After testing last month, Twitter is rolling out a feature to all web users that will let them remove followers without blocking them. This safety feature can be helpful if you want to avoid the repercussions of blocking someone -- if a blocked user navigates to your profile after you block them, Twitter will tell them that they were blocked. But by removing a follower, users can feel more secure about who sees their tweets without blocking them altogether.
Sure, the blocked user might notice that they no longer follow you, but who knows! Maybe they clicked the unfollow button on accident! There's some plausible deniability there that a hard block doesn't offer.
For years, Twitter users had manufactured this "soft block" by swiftly blocking and unblocking a follower, which removes them from your follower list. But now, Twitter is making this its own feature.

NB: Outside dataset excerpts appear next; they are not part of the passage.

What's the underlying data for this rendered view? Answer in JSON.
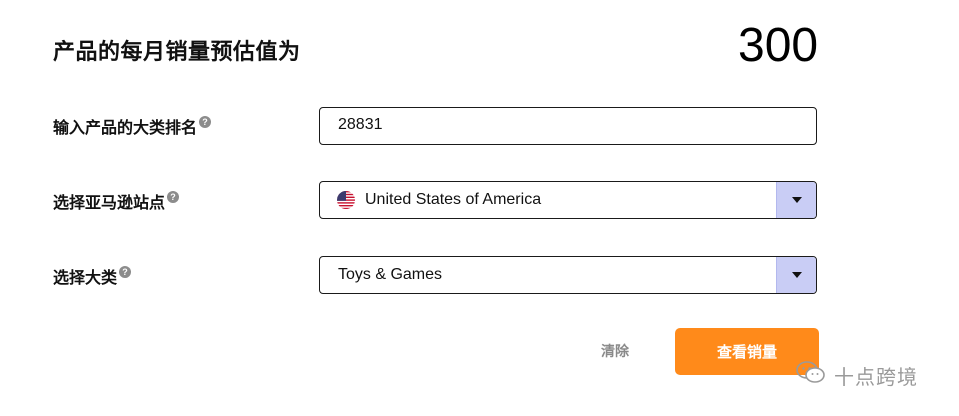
{
  "header": {
    "title": "产品的每月销量预估值为",
    "estimate_value": "300"
  },
  "form": {
    "rank": {
      "label": "输入产品的大类排名",
      "value": "28831",
      "help_icon": "question-circle-icon"
    },
    "marketplace": {
      "label": "选择亚马逊站点",
      "selected": "United States of America",
      "flag_icon": "us-flag-icon",
      "help_icon": "question-circle-icon"
    },
    "category": {
      "label": "选择大类",
      "selected": "Toys & Games",
      "help_icon": "question-circle-icon"
    }
  },
  "actions": {
    "clear_label": "清除",
    "submit_label": "查看销量"
  },
  "watermark": {
    "text": "十点跨境",
    "icon": "wechat-icon"
  },
  "colors": {
    "accent": "#ff8a1a",
    "dropdown_arrow_bg": "#c9cdf5",
    "muted_text": "#8a8a8a"
  }
}
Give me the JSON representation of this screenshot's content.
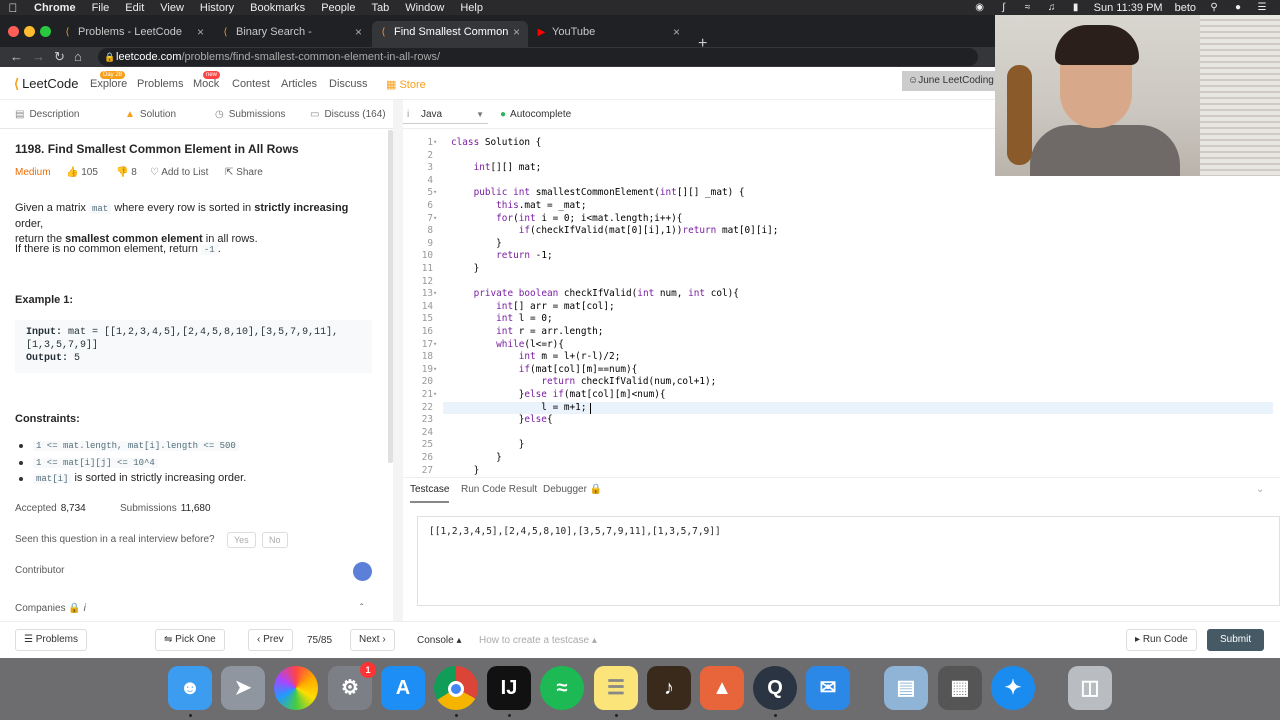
{
  "menubar": {
    "app": "Chrome",
    "items": [
      "File",
      "Edit",
      "View",
      "History",
      "Bookmarks",
      "People",
      "Tab",
      "Window",
      "Help"
    ],
    "clock": "Sun 11:39 PM",
    "user": "beto"
  },
  "tabs": [
    {
      "title": "Problems - LeetCode",
      "favicon": "leetcode-icon",
      "active": false
    },
    {
      "title": "Binary Search - LeetCode",
      "favicon": "leetcode-icon",
      "active": false
    },
    {
      "title": "Find Smallest Common Elemen",
      "favicon": "leetcode-icon",
      "active": true
    },
    {
      "title": "YouTube",
      "favicon": "youtube-icon",
      "active": false
    }
  ],
  "address": {
    "domain": "leetcode.com",
    "path": "/problems/find-smallest-common-element-in-all-rows/"
  },
  "nav": {
    "logo": "LeetCode",
    "links": [
      "Explore",
      "Problems",
      "Mock",
      "Contest",
      "Articles",
      "Discuss",
      "Store"
    ],
    "explore_badge": "Day 28",
    "mock_badge": "new",
    "promo": "June LeetCoding"
  },
  "left": {
    "tabs": [
      "Description",
      "Solution",
      "Submissions",
      "Discuss (164)"
    ],
    "title": "1198. Find Smallest Common Element in All Rows",
    "difficulty": "Medium",
    "likes": "105",
    "dislikes": "8",
    "add_to_list": "Add to List",
    "share": "Share",
    "desc1_a": "Given a matrix ",
    "desc1_code": "mat",
    "desc1_b": " where every row is sorted in ",
    "desc1_bold": "strictly increasing",
    "desc1_c": " order,",
    "desc2_a": "return the ",
    "desc2_bold": "smallest common element",
    "desc2_b": " in all rows.",
    "desc3_a": "If there is no common element, return ",
    "desc3_code": "-1",
    "desc3_b": ".",
    "example_heading": "Example 1:",
    "example_input_label": "Input:",
    "example_input": "mat = [[1,2,3,4,5],[2,4,5,8,10],[3,5,7,9,11],",
    "example_input2": "[1,3,5,7,9]]",
    "example_output_label": "Output:",
    "example_output": "5",
    "constraints_heading": "Constraints:",
    "c1": "1 <= mat.length, mat[i].length <= 500",
    "c2": "1 <= mat[i][j] <= 10^4",
    "c3_code": "mat[i]",
    "c3_text": "is sorted in strictly increasing order.",
    "accepted_label": "Accepted",
    "accepted": "8,734",
    "submissions_label": "Submissions",
    "submissions": "11,680",
    "seen_q": "Seen this question in a real interview before?",
    "yes": "Yes",
    "no": "No",
    "contributor": "Contributor",
    "companies": "Companies",
    "companies_info": "i"
  },
  "editor": {
    "language": "Java",
    "autocomplete": "Autocomplete",
    "lines": [
      "class Solution {",
      "",
      "    int[][] mat;",
      "",
      "    public int smallestCommonElement(int[][] _mat) {",
      "        this.mat = _mat;",
      "        for(int i = 0; i<mat.length;i++){",
      "            if(checkIfValid(mat[0][i],1))return mat[0][i];",
      "        }",
      "        return -1;",
      "    }",
      "",
      "    private boolean checkIfValid(int num, int col){",
      "        int[] arr = mat[col];",
      "        int l = 0;",
      "        int r = arr.length;",
      "        while(l<=r){",
      "            int m = l+(r-l)/2;",
      "            if(mat[col][m]==num){",
      "                return checkIfValid(num,col+1);",
      "            }else if(mat[col][m]<num){",
      "                l = m+1;",
      "            }else{",
      "",
      "            }",
      "        }",
      "    }"
    ],
    "line_numbers": [
      "1",
      "2",
      "3",
      "4",
      "5",
      "6",
      "7",
      "8",
      "9",
      "10",
      "11",
      "12",
      "13",
      "14",
      "15",
      "16",
      "17",
      "18",
      "19",
      "20",
      "21",
      "22",
      "23",
      "24",
      "25",
      "26",
      "27"
    ]
  },
  "console": {
    "tabs": [
      "Testcase",
      "Run Code Result",
      "Debugger"
    ],
    "testcase": "[[1,2,3,4,5],[2,4,5,8,10],[3,5,7,9,11],[1,3,5,7,9]]"
  },
  "bottom": {
    "problems": "Problems",
    "pick_one": "Pick One",
    "prev": "Prev",
    "page": "75/85",
    "next": "Next",
    "console": "Console",
    "how_to": "How to create a testcase",
    "run": "Run Code",
    "submit": "Submit"
  },
  "dock": {
    "apps": [
      "finder-icon",
      "launchpad-icon",
      "photos-icon",
      "system-preferences-icon",
      "app-store-icon",
      "chrome-icon",
      "intellij-icon",
      "spotify-icon",
      "notes-icon",
      "garageband-icon",
      "affinity-icon",
      "quicktime-icon",
      "mail-icon",
      "preview-icon",
      "calculator-icon",
      "safari-icon",
      "trash-icon"
    ],
    "settings_badge": "1"
  }
}
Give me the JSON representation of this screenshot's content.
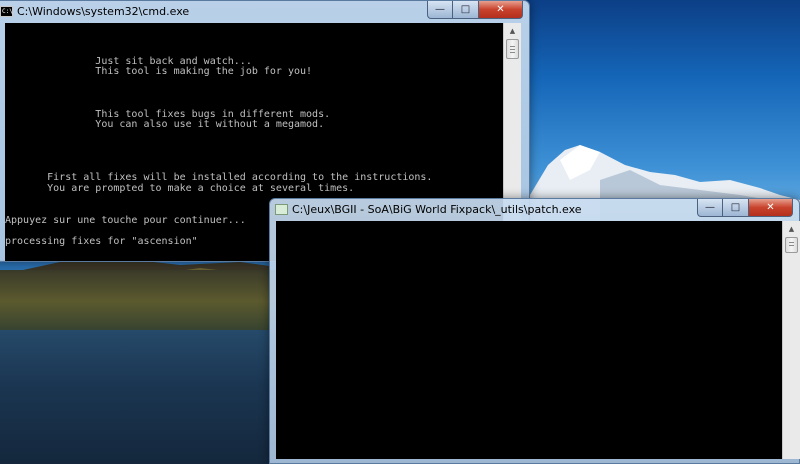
{
  "cmd_window": {
    "title": "C:\\Windows\\system32\\cmd.exe",
    "icon_text": "C:\\",
    "lines": [
      "",
      "",
      "",
      "               Just sit back and watch...",
      "               This tool is making the job for you!",
      "",
      "",
      "",
      "               This tool fixes bugs in different mods.",
      "               You can also use it without a megamod.",
      "",
      "",
      "",
      "",
      "       First all fixes will be installed according to the instructions.",
      "       You are prompted to make a choice at several times.",
      "",
      "",
      "Appuyez sur une touche pour continuer...",
      "",
      "processing fixes for \"ascension\""
    ]
  },
  "patch_window": {
    "title": "C:\\Jeux\\BGII - SoA\\BiG World Fixpack\\_utils\\patch.exe"
  },
  "caption": {
    "minimize": "—",
    "maximize": "□",
    "close": "✕"
  }
}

rolling out to everyone on the web today👇 https://t.co/Nqhhf2q2fo
— Twitter Safety (@TwitterSafety) October 11, 2021
In the tweet about the test that Twitter posted in September, the images indicated that you have to manually scroll through your follower list and find the person you want to remove before you can take them off your followers list. But now, you can also remove a follower by going to their profile, clicking the three-dot icon, and selecting the "Remove this follower" option. For particularly popular Twitter users, that makes the feature far more usable.
Unrelated to follower removals, Twitter also announced a test of a feature that would allow users to swipe on their timeline between two different feeds: one that's sorted by Twitter's algorithm, and one that's chronological.
Top Tweets first or latest Tweets first? We’re making it easier to switch between the two timelines and know which one you’re scrolling.
Now testing with some of you on iOS: swipe between "Home" and "Latest" on the Home tab to choose which Tweets you see first. pic.twitter.com/LoyAN4cONu
— Twitter Support (@TwitterSupport) October 12, 2021
Twitter already lets users switch between these two feeds, but the test comes at a time when content algorithms are at attention. When the Facebook whistleblower Frances Haugen testified before the Senate last week, she said that she believes ranking content chronologically can help limit the spread of toxicity, misinformation and violent content on Facebook, which uses an algorithm that promotes content that's more likely to spark a reaction. Twitter co-founder and CEO Jack Dorsey has previously voiced support for users' ability to choose from multiple algorithms to organize the content they see.
Twitter has been testing and implementing a baffling amount of new features lately. Not everything Twitter tests becomes a permanent fixture, but it used to be a good indication of where the company's interests stand. But more recently, Twitter explained its strategy would include far more experimentation than in the past. That means it's more ready to shut down projects and features that don't work -- something it already did with its Stories feature, called Fleets.
"You won’t see us stay tied to the things that aren’t working," Twitter Head of Consumer Product Kayvon Beykpour said last month, when announcing another large round of new additions. "We believe that if we’re not winding things down every once in a while, then we’re not taking big enough bets,” he said.